Let us not be ashamed of the gospel. I want to say that you never have to apologize in business or in industry for what the standards of the Church are. I know. I have been through it. I spent twenty years in the livestock business, and there were national conventions, business conventions, and local conventions where the first item of business was the cocktail hour, designated on the schedule as the “reception” or the “social hour.” These conventions were held in hotels or public meeting places, and there was a great deal of pressure to participate in the social drinking. But you do not need to participate; and I testify that when you withstand these pressures, people admire you for having the strength to live up to your principles. You know, as I know, that we do not need such stimulants, and you can refuse them as I refused them. And people will tell you as they told me, “I respect you for it, and I wish I could do the same.”

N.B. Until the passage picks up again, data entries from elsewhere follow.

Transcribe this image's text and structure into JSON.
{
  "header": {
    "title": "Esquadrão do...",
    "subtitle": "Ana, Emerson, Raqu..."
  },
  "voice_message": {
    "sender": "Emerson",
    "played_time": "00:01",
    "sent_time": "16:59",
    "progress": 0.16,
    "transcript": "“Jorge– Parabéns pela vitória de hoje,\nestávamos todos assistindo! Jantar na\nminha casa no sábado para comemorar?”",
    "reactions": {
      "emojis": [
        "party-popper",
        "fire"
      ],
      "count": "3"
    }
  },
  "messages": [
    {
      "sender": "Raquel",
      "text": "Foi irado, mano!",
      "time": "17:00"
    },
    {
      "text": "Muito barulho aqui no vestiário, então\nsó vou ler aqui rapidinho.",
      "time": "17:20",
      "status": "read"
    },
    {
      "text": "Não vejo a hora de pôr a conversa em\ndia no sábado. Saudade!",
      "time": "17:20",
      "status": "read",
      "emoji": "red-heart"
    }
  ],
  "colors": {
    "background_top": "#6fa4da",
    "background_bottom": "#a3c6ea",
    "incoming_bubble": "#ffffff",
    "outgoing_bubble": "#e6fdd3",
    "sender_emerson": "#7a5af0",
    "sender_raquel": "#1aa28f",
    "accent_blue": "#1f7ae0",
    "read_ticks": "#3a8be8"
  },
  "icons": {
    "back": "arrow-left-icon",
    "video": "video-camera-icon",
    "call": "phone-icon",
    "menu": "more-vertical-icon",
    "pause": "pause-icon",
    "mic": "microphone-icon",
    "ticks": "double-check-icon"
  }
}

I know it is important to live up to what we believe, and I know what it means to others when we are able to tell them that we can be trusted. In the final analysis no factor in life is more vital than the realization that we are our own creators in the sense that “whatsoever a man soweth, that shall he also reap.” (Gal. 6:7.) This principle is often referred to as the law of the harvest.
Bernard Baruch said it this way: “The only freedom man can ever have is the freedom to discipline himself. That is what we are fighting for, to maintain the right to self-discipline instead of having the discipline of slavery and tyranny thrust upon us by a conquering enemy.”
The conquering enemy of all mankind is Satan, who would enslave us with vile and harmful habits that conquer us completely and that will, unless overcome, prevent us from fulfilling our true mission in life and in eternity.
God has faith in the youth of his church. He has called the young men to his ministry and trusts them to do their duty and to set the proper example to the young women with whom they associate. He has given us his power on earth—that same power by which this earth and other worlds were created; that same power by which the waters of the Red Sea were parted; that same power by which Elijah sealed the heavens so that no rain fell; that same power by which Jesus gave sight to the blind, legs to the lame, and new life to the dead.
Our young men who hold this power should prepare themselves to declare the gospel of Jesus Christ to the nations of the earth. They should prepare themselves to be missionaries at home among their associates by the way they live. Jesus said, “If ye continue in my word, then are ye my disciples indeed.” (John 8:31.)
The Aaronic Priesthood is more than a youth program. It is given to young men to prepare them for greater things to come, even the responsibility of the higher priesthood. It signifies that our Heavenly Father is interested in their progress and concerned with their ability to lead his children.
No young man can receive the priesthood and diligently participate therein without becoming a better and a stronger person. The priesthood is character building. It teaches a young man to have proper concepts and values. As he magnifies his duties in the priesthood, he experiences the challenge and growth that emanate from eternal principles. This challenge prompted the inspired words given to the Prophet Joseph Smith: “That the rights of the priesthood are inseparably connected with the powers of heaven, and that the powers of heaven cannot be controlled nor handled only upon the principles of righteousness.” (D&C 121:36.)
It is upon the principles of righteousness, of living the gospel as we know it, fully and proudly, that all Latter-day Saints can come to know God and his plan of eternal life and receive the strength of faith that will lead us to the joy of celestial exaltation.